Let $A$ be a finite alphabet, and let $w \in (A \cup A^{-1})^\ast$ be a freely reduced word over the alphabet $A$ and formal inverse symbols $A^{-1}$. Suppose $w$ is non-empty. Can there ever be non-empty prefixes $p_i \in (A \cup A^{-1})^\ast$ of the word $w$ such that $p_1 p_2 \cdots p_n = 1$ in the free group on $A$?
For example, if $w = abca^{-1}$ then it is easy to see that no product of elements from $\{ a, ab, abc, abca^{-1}\}$ ever equals $1$. Some "non-trivial" behaviour can happen: for example, if $w = aba^{-1}b^{-1}a^{-1}$ then we find the product $$aba^{-1}b^{-1}a^{-1} \cdot aba^{-1} \cdot ab = aba^{-1}b,$$ i.e. the word $aba^{-1}b$ is a product of three prefixes, but is not graphically a product of prefixes, of $w$. I don't see how this kind of cancellation could ever be enough to completely cancel such a product, however.
An equivalent formulation of the question is: let $X_w$ be the subsemigroup of a free group $F_A$ generated by the set of non-empty prefixes of a word $w \in F_A$. Can we ever have $1 \in X_w$?
Best Answer
I will argue that this is impossible by induction on $n$ and $|w|$.

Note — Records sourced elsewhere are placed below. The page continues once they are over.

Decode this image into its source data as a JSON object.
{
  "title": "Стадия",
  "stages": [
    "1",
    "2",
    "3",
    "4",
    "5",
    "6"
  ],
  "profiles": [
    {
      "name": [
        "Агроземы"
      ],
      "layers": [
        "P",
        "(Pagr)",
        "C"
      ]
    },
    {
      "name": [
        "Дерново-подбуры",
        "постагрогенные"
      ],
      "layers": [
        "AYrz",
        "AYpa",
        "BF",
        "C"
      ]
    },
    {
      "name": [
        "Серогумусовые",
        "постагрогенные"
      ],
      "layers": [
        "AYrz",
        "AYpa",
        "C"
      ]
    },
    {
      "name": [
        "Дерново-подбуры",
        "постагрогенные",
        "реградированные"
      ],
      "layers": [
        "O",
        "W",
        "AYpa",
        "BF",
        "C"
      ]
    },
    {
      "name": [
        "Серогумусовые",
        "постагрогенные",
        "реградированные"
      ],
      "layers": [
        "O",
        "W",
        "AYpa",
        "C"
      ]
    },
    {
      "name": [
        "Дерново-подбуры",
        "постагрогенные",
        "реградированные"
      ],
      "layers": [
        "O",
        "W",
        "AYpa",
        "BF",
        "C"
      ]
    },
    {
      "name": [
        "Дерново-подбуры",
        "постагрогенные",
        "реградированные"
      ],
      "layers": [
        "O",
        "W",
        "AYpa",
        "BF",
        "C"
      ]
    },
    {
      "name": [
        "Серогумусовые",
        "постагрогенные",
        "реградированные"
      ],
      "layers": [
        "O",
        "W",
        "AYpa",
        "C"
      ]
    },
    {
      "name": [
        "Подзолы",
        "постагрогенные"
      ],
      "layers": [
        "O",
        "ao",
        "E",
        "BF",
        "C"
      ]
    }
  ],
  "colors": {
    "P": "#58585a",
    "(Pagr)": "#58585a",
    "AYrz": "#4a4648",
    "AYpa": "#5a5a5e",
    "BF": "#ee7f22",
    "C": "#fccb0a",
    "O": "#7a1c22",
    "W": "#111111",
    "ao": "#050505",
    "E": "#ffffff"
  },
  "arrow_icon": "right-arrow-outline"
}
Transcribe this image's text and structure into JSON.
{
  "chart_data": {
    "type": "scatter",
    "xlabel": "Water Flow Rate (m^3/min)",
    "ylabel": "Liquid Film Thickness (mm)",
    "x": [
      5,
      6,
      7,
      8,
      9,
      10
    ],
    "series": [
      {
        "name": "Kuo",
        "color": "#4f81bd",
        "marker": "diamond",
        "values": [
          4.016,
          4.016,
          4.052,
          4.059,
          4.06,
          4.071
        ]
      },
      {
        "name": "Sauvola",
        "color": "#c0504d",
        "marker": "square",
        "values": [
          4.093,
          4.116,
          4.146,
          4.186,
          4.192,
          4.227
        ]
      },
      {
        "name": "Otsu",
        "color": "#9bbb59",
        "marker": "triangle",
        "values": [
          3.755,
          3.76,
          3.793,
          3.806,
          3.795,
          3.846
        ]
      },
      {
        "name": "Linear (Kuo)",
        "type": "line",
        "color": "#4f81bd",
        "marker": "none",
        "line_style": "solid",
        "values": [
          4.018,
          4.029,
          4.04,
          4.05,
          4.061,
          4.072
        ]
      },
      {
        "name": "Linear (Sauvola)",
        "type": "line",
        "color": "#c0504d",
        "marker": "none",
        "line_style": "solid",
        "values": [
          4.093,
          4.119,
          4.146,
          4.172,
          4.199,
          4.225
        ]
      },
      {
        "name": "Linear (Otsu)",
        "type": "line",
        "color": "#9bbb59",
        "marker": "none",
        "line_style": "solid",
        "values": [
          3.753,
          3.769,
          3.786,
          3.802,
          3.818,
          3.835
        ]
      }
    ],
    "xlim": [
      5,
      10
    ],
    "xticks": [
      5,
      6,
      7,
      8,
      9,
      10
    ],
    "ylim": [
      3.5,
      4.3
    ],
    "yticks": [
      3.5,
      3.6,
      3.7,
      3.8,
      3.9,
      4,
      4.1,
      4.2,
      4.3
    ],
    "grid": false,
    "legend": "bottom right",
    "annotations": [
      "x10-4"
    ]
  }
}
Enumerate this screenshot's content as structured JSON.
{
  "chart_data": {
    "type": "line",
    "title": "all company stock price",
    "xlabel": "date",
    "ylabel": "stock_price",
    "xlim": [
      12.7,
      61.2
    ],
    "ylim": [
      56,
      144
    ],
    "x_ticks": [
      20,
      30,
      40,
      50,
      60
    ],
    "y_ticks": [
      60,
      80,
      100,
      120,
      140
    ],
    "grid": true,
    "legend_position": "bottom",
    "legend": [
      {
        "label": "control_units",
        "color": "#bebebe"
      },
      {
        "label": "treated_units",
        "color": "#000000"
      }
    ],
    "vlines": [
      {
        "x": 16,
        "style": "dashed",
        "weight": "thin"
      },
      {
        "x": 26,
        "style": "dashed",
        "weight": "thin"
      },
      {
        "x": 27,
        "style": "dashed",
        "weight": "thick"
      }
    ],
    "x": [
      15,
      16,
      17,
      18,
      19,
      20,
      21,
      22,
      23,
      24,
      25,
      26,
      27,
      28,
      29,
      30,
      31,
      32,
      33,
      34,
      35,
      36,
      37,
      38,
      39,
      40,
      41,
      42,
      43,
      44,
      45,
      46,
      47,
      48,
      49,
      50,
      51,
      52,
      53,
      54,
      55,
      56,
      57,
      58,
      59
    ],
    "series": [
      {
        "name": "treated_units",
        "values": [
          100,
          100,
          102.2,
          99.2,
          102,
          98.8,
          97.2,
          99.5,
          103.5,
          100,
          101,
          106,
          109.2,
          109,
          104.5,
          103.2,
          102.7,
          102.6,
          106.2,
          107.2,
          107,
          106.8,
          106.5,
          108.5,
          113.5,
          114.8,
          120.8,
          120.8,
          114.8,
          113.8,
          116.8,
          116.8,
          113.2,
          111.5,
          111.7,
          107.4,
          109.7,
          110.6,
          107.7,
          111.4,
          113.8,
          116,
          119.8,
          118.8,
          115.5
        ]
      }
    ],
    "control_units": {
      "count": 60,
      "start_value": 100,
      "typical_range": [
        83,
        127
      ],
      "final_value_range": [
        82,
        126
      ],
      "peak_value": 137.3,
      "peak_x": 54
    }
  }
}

Suppose $p_1 p_2 \cdots p_n = 1$, where $p_1, p_2, \dots, p_n$ are prefixes of $w$. Say the first letter of $w$ is $a$. First suppose that each of $p_1, \dots, p_n$ ends with $a^{-1}$. Then each $p_i^a = a^{-1} p_i a$ is a prefix of $a^{-1} w$ and $p_1^a p_2^a \cdots p_n^a = 1$. By induction on $|w|$ this is impossible, so at least one of the prefixes $p_1, \dots, p_n$ must end with something other than $a^{-1}$, say $b^{-1}$, where $b \neq a$ (possibly $b = a^{-1}$). Cycling the indices if necessary, suppose it is $p_n$ that ends with $b^{-1}$. Then when we reduce the product $p_1 \cdots p_n$, that $b^{-1}$ at the end of $p_n$ cancels some letter $b$ somewhere in $p_1\cdots p_{n-1}$, say in $p_k$. Let $p_k'$ be the prefix of $p_k$ up to and excluding that letter $b$. Then $p_1 \cdots p_{k-1} p'_k = 1$, and this is a contradiction by induction on $n$.
Comment: I find it really useful to visualize a cancellative product $w_1 \cdots w_n = 1$ by means of a 3-regular tree with $n$ leaves. The words are written around the perimeter of the tree, each starting from a different leaf, and they always cancel the letter on the opposite side of the edge. The tree is uniquely determined by $w_1, \dots, w_n$. For example for $n = 2$ one just has an edge with $w_1$ written below left-to-right and $w_2$ written above right-to-left; for $n = 3$ one has a star with 3 edges. I found the above proof using this sort of graphical calculus.